MESSAGE FROM THE CHAIR
Beyond Individual Empowerment
Collaboration is about working with people, not just as professionals and consumers but, more importantly, as colleagues and partners. Despite all the rhetoric about collaboration, however, leaders in our field often take conflicting views. At the same time that our service systems promote empowerment, independence and self-determination, they are structured in a way to deal with people as resources and assets to be moved around, bought and sold, and combined. In the end, what matters to them is what can be measured. This is not true collaboration. True collaboration means getting beyond individuals: we must allow the people who know best what work must be done to do that work with the blessings of their service providers and professionals. True collaboration means a commitment to move towards a more engaging style of action with others in order to accomplish what is necessary. In true collaboration, human values, many of which cannot be measured, matter most.
In 2002, the CT Council called for a unified disability movement. By 2003, the CT Council was doing its part to support collaboration and partnerships. During 2003, the CT Council funded three coalitions, co-funded three initiatives, supported three initiatives empowering people to influence policy and formed a disability network.

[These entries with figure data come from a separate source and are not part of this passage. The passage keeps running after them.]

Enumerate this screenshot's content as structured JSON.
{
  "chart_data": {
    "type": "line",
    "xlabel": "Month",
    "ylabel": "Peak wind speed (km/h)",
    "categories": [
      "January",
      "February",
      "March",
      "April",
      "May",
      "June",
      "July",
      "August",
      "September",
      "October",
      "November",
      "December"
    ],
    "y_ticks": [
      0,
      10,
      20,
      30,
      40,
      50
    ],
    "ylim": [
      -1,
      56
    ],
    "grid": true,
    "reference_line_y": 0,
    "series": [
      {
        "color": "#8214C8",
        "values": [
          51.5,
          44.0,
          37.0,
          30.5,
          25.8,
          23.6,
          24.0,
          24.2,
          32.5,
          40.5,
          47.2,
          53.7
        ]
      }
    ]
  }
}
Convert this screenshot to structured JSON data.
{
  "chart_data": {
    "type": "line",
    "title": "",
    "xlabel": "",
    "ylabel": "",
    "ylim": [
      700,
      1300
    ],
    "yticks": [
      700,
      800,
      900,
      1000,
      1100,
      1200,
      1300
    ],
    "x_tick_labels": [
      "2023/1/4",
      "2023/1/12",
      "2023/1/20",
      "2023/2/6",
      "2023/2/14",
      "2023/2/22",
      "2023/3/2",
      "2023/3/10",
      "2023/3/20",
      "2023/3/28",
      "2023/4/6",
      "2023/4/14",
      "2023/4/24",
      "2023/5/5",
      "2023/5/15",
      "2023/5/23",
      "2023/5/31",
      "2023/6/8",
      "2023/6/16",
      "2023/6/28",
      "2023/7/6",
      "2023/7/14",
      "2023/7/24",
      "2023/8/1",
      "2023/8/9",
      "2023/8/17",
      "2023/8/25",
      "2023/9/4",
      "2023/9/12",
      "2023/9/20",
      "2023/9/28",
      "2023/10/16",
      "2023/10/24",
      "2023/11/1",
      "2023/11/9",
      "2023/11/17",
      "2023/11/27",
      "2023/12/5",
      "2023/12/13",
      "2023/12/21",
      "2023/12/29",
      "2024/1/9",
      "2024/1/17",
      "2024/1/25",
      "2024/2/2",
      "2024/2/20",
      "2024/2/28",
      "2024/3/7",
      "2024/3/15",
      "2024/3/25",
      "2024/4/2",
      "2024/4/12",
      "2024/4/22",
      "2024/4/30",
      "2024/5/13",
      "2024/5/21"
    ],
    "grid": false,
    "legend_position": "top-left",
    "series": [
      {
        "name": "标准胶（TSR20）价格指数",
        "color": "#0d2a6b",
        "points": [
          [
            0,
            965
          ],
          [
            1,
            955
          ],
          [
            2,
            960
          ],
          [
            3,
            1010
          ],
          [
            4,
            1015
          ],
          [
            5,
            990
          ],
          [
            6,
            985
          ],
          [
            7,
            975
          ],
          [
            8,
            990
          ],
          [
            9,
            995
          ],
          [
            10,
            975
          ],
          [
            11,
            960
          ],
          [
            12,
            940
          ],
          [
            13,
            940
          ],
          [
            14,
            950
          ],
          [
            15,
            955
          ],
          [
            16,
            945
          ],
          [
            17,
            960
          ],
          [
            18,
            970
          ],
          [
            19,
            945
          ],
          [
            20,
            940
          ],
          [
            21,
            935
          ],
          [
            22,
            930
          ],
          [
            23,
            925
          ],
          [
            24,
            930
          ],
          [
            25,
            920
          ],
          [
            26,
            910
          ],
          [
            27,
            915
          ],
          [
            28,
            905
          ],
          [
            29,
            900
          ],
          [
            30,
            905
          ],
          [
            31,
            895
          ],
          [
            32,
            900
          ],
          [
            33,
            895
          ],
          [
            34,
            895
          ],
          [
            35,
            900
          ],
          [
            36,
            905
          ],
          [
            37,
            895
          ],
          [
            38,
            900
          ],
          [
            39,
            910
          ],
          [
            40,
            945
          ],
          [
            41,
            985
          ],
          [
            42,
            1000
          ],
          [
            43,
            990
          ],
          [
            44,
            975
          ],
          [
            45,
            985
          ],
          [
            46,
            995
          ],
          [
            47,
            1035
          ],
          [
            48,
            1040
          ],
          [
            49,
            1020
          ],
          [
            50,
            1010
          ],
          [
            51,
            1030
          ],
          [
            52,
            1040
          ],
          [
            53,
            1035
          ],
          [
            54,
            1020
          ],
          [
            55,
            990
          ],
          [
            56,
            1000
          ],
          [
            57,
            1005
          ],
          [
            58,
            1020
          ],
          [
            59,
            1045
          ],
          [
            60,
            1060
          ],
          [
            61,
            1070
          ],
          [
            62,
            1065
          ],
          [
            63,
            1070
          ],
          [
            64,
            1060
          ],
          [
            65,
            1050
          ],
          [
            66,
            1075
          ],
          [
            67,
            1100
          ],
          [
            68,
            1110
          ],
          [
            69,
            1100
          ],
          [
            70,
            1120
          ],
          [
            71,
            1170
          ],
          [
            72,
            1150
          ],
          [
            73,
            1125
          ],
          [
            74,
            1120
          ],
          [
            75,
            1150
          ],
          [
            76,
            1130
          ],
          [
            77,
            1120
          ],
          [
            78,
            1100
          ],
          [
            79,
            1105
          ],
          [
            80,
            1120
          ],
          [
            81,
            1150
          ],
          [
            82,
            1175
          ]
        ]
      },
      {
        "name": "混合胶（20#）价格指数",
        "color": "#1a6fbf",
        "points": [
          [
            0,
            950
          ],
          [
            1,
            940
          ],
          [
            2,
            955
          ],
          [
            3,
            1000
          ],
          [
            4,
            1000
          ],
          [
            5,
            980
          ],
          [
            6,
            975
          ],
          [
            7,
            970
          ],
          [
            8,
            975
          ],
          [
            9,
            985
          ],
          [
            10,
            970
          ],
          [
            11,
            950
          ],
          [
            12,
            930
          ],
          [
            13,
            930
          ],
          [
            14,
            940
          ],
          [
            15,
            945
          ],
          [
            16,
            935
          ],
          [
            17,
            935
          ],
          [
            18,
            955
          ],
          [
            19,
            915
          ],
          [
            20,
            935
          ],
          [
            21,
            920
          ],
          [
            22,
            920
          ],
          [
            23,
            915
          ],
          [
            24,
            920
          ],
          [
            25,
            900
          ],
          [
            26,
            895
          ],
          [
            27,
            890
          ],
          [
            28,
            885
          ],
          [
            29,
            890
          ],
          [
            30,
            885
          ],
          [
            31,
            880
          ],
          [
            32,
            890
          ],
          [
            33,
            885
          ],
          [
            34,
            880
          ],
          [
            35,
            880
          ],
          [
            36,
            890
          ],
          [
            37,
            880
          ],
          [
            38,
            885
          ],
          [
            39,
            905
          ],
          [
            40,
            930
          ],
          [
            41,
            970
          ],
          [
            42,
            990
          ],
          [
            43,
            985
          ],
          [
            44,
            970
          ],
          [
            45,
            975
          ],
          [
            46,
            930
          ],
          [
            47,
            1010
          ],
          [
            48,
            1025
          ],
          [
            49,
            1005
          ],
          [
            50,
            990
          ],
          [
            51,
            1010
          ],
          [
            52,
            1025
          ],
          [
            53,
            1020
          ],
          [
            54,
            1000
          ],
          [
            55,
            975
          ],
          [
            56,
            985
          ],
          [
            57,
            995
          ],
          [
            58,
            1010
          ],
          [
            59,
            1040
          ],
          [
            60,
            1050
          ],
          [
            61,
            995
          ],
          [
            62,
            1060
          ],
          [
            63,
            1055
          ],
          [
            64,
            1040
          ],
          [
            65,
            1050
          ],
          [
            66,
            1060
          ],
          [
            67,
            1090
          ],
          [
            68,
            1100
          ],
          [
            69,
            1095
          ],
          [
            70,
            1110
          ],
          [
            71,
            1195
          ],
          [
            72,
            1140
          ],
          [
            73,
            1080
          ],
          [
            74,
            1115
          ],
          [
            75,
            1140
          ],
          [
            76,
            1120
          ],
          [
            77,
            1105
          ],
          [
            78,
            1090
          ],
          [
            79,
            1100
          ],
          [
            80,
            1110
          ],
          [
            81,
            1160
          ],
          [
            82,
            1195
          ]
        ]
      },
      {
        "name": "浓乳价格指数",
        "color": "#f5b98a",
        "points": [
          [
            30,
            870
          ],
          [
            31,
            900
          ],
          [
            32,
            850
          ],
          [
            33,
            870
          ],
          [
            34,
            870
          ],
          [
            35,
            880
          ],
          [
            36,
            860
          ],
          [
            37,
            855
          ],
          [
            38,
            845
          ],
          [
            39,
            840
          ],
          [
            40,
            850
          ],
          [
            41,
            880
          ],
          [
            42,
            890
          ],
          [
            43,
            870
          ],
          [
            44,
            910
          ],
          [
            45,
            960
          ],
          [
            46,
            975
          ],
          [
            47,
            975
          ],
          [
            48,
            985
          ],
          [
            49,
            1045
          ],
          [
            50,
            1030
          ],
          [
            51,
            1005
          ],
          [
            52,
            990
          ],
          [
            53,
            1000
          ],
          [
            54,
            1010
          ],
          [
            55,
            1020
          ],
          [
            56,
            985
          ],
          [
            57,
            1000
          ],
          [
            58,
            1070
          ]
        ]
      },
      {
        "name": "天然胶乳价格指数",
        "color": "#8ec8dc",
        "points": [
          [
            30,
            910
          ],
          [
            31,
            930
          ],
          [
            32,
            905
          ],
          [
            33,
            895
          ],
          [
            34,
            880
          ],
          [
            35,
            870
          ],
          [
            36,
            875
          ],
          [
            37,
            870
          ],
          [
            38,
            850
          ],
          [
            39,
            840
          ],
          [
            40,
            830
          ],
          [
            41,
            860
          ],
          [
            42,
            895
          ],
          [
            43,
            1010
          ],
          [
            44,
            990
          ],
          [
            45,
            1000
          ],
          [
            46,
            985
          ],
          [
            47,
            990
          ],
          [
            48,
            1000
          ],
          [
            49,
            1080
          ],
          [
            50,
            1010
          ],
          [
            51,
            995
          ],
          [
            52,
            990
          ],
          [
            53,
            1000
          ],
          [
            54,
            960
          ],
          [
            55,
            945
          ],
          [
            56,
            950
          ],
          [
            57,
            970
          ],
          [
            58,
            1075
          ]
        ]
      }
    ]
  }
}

In order to accomplish effective change in 2004, we in the disability rights movement will need to be interdependent rather than independent from each other. We will need to be clear about what we mean when we promote self-advocacy and self-determination, and we will need to take into account the values underlying such choices. While it may seem contradictory, the achievement of self-advocacy and self-determination may not rely solely upon a declaration of independence of the individual. Rather, true empowerment -- of individuals and of the movement -- must be based upon a willingness and determination to collaborate and an admission that we need each otherís strengths in order to prevail.